The Office of the Presidency was an American original. The creation of the Presidency surely warranted Gladstone’s admiration as part and parcel of the Framers’ newly-minted conception of a Constitution, but for another reason as well: It was one the United States’ greatest contributions to the world of political science. It was unlike any other national executive in the course of human history.
The invention of the Presidency was largely a reaction to the failure of the Articles of Confederation, which provided no executive branch, an omission of great importance. The Presidency was an experiment, but the ideas about executive power on the basis of which it was formed, represented an eclectic distillation of the best ideas, historical practices and theories that influenced and shaped the American political tradition. As we shall see, the Framers’ conceptions of executive power were derived from a shared body of the thoughts and wits of historians, commentators, political theorists, and colonial, revolutionary and early statehood experiences.

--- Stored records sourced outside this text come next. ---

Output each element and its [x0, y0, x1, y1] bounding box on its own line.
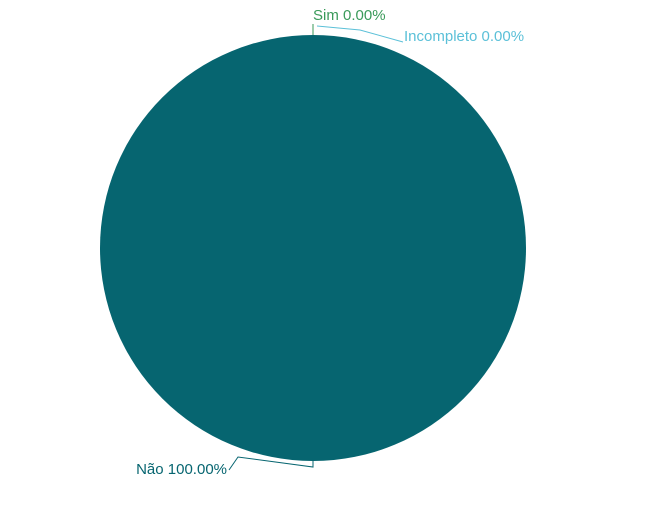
slice-label-incompleto: Incompleto 0.00%: [404, 28, 524, 45]
pie-slices: [100, 35, 526, 461]
slice-label-sim: Sim 0.00%: [313, 7, 386, 24]
leader-line-nao: [228, 456, 314, 471]
leader-lines: [228, 24, 404, 471]
pie-slice-nao: [100, 35, 526, 461]
leader-line-incompleto: [316, 25, 404, 43]
slice-label-nao: Não 100.00%: [136, 461, 227, 478]
slice-labels: Sim 0.00% Incompleto 0.00% Não 100.00%: [136, 7, 524, 478]
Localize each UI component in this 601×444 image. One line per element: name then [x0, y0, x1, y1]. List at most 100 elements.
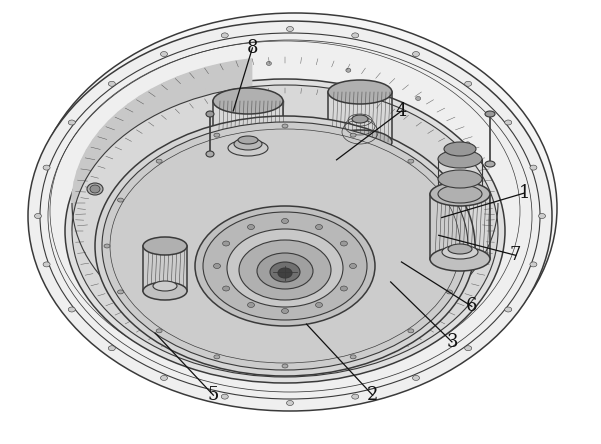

While these sources left a deep imprint on the Founders’ conceptions of the role of the president, the most distinctive, immediate and compelling rationale for the creation of a chief executive was seen in the organic weaknesses of the Articles of Confederation.
Few of the Founders were more alive to the flaws and deficiencies of the Articles than James Madison, whose paper, “Vices of the Political System,” drafted to persuade Americans to agree to the establishment of what would become the Philadelphia Convention, pointed an accusatory finger at the Articles. “Our situation is becoming every day more and more critical,” Madison wrote to Virginia’s Governor Edmund Randolph from the Continental Congress. “No money comes into the federal treasury; no respect is paid to the federal authority; and people of reflection unanimously agree that the existing confederacy is tottering to its foundation.” The British in the Northwest, the Spanish in the Southeast, various Indian tribes in the West and pirates in the Mediterranean, who were undeterred from their predation against American ships by the lack of a navy, all posed threats to the fledgling nation’s security.
The weak government under the Articles could not maintain order. In 1782, army units stationed at Newburgh, New York, threatened mutiny over back pay. In 1783, troops ransacked arsenals in Philadelphia and forced Congress to flee to Princeton while the Pennsylvania militia put down the mutineers. Congress was incapable of devising a pay plan that was acceptable to states.
Without a reliable army, Congress could not intervene decisively in the struggles between debtors and creditors, of the sort that gave rise to Shays’ Rebellion in Massachusetts. Although both sides were restrained, the “rebellion,” which involved little bloodshed, nonetheless exploded in the consciousness of Americans and illustrated the impotence of Congress in the broad sweep of public affairs which, as Madison pointed out, was likely to doom the new nation. The event, coupled with disorders in other states, prompted men of continental vision throughout the 1780s to correspond with one another about changes that might be made in the governmental system. George Washington, in the grip of despair by virtue of the various problems that afflicted the nation, wrote to Thomas Jefferson on the eve of the Constitutional Convention, “The situation of the General Government (if it can be called a government) is shaken to its foundations and liable to be overset by every blast—In a word, it is at an end, and unless a remedy is soon applied, anarchy and confusion will inevitably ensue.”